Later, when the sun was up, he heard Cavanaugh on the porch, and he rose, dressed, and joined him. Presently breakfast was announced. How the cozy table in its snowy expanse appealed to him—the food he used to like, the open door looking out on a flower-garden, a plot of dewy grass, and a row of beehives! He had a sense of wanting to live that way always. He was weary of the life that he had just left, and the ephemeral things he had won. His desire for rest was that of an old man whose years are spent. Somehow he felt that he and the Cavanaughs were on a par as to age and experience. They had suffered mildly through long lives—he had suffered keenly in a shorter one.

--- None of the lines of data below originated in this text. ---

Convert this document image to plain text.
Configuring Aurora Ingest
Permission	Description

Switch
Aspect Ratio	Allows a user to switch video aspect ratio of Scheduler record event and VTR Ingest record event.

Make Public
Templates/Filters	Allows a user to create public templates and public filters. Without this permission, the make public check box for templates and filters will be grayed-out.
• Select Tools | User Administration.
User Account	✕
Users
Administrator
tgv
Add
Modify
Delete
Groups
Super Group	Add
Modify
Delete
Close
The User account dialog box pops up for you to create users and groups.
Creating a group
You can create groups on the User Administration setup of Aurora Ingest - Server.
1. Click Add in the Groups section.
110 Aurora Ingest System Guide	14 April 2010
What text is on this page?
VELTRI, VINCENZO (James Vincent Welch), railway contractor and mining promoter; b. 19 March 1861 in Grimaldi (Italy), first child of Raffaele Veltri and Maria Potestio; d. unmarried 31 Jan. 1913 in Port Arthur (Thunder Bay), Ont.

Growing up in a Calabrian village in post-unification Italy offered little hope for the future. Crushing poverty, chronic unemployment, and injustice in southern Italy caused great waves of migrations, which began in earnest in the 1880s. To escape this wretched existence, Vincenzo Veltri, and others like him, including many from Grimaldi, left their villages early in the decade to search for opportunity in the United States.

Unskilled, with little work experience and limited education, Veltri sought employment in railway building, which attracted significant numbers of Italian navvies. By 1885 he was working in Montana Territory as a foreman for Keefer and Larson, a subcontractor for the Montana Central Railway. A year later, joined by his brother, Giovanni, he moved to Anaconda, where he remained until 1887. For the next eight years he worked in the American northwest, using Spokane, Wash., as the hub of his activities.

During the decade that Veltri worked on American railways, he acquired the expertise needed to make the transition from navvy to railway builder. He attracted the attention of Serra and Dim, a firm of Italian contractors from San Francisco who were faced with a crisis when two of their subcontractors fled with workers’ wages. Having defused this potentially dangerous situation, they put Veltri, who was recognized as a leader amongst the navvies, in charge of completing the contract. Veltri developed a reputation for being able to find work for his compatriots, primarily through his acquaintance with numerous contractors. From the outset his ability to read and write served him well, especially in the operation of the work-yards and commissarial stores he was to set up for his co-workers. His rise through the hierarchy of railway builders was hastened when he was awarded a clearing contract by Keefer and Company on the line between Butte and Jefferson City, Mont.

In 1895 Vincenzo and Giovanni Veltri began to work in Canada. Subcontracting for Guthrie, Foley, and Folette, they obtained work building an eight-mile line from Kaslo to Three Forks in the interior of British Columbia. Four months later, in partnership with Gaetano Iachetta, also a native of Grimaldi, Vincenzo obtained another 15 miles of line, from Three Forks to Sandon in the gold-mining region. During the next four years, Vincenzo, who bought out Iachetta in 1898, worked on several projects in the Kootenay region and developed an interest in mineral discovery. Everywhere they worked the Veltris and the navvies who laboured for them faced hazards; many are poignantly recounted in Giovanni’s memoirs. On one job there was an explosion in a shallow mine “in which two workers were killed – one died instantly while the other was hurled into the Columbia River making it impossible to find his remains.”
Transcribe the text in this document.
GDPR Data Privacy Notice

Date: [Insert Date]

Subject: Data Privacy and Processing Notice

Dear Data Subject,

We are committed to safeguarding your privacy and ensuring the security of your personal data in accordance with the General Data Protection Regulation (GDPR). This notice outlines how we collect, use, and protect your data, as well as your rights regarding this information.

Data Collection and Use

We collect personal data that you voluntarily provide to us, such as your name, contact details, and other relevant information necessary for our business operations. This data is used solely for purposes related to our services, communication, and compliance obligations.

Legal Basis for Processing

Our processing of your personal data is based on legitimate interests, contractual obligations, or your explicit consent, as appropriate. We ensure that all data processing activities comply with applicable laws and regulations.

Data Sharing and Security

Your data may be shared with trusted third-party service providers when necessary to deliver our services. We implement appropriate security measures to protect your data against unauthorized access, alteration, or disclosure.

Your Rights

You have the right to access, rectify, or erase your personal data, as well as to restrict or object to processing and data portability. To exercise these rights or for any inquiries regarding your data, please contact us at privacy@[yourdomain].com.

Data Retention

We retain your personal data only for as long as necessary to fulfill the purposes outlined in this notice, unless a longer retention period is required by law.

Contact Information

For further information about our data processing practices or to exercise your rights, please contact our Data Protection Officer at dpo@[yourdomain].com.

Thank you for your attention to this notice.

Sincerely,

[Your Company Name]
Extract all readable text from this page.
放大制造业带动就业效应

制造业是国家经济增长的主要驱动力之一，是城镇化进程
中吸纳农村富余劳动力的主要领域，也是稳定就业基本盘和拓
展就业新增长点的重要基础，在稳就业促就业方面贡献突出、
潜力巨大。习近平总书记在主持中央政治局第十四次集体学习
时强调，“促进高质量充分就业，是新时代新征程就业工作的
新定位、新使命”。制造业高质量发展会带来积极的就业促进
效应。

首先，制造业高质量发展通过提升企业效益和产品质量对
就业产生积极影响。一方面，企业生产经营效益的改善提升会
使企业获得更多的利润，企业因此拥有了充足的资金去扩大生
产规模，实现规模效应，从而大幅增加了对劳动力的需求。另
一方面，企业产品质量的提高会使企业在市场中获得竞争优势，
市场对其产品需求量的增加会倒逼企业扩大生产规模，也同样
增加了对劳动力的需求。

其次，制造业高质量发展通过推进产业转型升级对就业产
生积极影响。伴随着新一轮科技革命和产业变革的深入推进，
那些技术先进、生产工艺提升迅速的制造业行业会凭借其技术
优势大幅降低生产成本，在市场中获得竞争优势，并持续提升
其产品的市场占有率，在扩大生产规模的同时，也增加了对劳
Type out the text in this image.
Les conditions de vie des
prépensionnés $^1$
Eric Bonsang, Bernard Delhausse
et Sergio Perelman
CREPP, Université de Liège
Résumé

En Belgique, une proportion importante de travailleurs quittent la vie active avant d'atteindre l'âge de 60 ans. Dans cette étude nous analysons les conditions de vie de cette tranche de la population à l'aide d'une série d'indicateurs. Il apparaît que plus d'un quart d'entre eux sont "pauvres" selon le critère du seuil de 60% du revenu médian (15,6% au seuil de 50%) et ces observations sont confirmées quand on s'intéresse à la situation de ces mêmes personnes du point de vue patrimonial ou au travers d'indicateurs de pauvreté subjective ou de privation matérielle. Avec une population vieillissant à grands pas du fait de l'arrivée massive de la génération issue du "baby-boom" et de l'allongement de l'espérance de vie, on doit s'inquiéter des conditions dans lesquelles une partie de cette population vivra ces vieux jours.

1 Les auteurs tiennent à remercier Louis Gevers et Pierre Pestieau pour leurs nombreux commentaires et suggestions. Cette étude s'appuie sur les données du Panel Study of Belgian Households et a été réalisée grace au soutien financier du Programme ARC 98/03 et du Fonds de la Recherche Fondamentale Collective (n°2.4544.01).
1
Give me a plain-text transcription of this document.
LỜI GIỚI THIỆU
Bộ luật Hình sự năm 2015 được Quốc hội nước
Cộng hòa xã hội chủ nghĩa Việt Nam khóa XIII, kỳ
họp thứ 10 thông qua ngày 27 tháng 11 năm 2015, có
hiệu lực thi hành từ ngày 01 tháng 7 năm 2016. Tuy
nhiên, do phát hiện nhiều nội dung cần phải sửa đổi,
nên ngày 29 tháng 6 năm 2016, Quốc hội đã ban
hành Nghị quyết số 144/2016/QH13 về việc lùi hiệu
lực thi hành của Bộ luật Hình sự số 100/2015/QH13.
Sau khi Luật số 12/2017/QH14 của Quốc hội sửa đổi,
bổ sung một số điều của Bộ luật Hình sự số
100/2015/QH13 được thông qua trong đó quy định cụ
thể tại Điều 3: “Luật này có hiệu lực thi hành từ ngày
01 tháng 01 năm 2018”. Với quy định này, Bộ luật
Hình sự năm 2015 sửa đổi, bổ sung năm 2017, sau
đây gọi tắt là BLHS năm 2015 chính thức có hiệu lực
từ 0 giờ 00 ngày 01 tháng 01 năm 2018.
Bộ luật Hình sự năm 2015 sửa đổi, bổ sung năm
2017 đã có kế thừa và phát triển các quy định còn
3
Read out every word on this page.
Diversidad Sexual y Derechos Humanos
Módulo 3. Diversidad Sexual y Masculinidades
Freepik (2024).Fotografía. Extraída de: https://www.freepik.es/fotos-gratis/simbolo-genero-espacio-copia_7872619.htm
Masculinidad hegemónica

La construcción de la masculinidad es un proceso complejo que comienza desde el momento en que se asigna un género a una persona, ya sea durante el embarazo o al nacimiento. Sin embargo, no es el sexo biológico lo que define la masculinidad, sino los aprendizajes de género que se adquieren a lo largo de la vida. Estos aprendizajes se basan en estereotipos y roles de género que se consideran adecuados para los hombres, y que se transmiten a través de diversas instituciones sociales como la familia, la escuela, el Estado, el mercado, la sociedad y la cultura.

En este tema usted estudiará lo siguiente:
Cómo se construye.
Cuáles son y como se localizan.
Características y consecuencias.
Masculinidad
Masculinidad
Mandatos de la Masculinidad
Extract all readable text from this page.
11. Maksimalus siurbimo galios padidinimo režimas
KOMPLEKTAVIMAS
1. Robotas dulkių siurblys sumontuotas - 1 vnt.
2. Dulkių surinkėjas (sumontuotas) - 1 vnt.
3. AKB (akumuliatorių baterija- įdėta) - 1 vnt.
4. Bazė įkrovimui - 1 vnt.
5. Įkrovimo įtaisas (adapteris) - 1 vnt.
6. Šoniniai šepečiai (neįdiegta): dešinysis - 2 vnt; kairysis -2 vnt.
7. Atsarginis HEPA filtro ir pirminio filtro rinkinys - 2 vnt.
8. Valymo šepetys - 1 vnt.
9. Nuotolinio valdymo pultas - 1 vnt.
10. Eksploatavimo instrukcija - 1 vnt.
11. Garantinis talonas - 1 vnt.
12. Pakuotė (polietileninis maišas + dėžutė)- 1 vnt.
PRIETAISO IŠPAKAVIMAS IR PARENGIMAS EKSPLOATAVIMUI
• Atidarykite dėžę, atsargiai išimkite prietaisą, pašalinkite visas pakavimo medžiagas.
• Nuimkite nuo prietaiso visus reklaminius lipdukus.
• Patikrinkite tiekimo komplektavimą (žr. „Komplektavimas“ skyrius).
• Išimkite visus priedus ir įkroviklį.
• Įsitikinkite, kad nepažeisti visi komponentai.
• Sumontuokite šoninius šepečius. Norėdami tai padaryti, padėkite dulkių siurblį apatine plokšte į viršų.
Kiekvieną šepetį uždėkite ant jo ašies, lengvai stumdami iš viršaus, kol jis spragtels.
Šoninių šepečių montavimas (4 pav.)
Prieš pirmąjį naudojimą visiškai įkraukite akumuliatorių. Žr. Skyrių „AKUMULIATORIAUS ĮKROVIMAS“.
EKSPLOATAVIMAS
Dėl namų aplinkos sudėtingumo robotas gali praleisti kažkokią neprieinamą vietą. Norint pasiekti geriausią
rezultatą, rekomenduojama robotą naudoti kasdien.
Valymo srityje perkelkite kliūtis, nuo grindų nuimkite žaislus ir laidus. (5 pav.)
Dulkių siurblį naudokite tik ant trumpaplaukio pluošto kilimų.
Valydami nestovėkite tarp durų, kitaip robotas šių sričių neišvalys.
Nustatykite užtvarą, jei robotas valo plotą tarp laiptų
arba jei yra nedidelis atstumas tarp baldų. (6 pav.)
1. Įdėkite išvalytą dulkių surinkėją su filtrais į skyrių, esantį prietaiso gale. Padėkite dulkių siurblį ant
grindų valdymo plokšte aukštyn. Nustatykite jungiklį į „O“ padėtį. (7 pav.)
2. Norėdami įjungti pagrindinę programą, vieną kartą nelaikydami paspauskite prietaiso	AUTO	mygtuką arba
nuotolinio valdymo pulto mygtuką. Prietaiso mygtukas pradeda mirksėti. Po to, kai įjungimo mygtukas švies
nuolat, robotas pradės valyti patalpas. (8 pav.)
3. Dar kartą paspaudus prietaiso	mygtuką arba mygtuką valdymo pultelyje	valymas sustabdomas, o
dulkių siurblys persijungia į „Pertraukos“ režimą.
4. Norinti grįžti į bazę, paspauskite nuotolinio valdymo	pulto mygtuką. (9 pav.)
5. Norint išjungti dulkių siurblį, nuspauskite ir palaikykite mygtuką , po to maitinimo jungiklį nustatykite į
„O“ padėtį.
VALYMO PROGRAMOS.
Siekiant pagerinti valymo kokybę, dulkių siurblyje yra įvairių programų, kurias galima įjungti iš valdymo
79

It was understood between him and Cavanaugh that the first thing to be done was for him to visit his mother. So, when breakfast was over, they fared forth in the cool, brisk air for that walk in the country. As they neared the cabin Cavanaugh saw Joel's house in the distance. He might have descried either Joel or Tilly about the place by careful looking, but was afraid that even a glance in that direction might attract John's attention. Presently Mrs. Trott's cabin was before them, and, leaving his companion in the edge of the wood, Cavanaugh went ahead to prepare the widow for the surprise before her. Presently he came back.

"I must say she was awfully excited," he began. "I was sorry for her. She turned as white as a sheet and shook powerful; but she wants to see you, and said tell you to come right on. Now you know the way home, John, and so I'll turn back."

"A cabin—a mere log cabin, such as the poorest negroes live in!" John reflected, and yet it was the abode of the woman who used to demand so many luxuries, and that woman, looked at from any angle, was his mother. He was conscious of no tenderness or pity. Those things were reserved for the instant of his first view of her. Great soul that he was, it required but the downcast eyes of the repentant woman to melt him into streams of sympathy when she appeared in the low doorway, a pitiful flush of embarrassment struggling out of the pallor of her cheeks and surrounding her still beautiful eyes.

"Mother!" he cried, huskily, and he advanced to her, his arms outstretched. "I had to come to you. I heard you were in need, but I didn't know it was like this."

She seemed unable to say a word. She hid her shamed face, her childlike face, so full of timid remorse, on his shoulder, and he felt her sobs shaking her breast. He led her to a chair inside the cabin and gently eased her down to it, his fingers, filially hungry for the first time in his life, gently and consolingly playing about her hair and brow.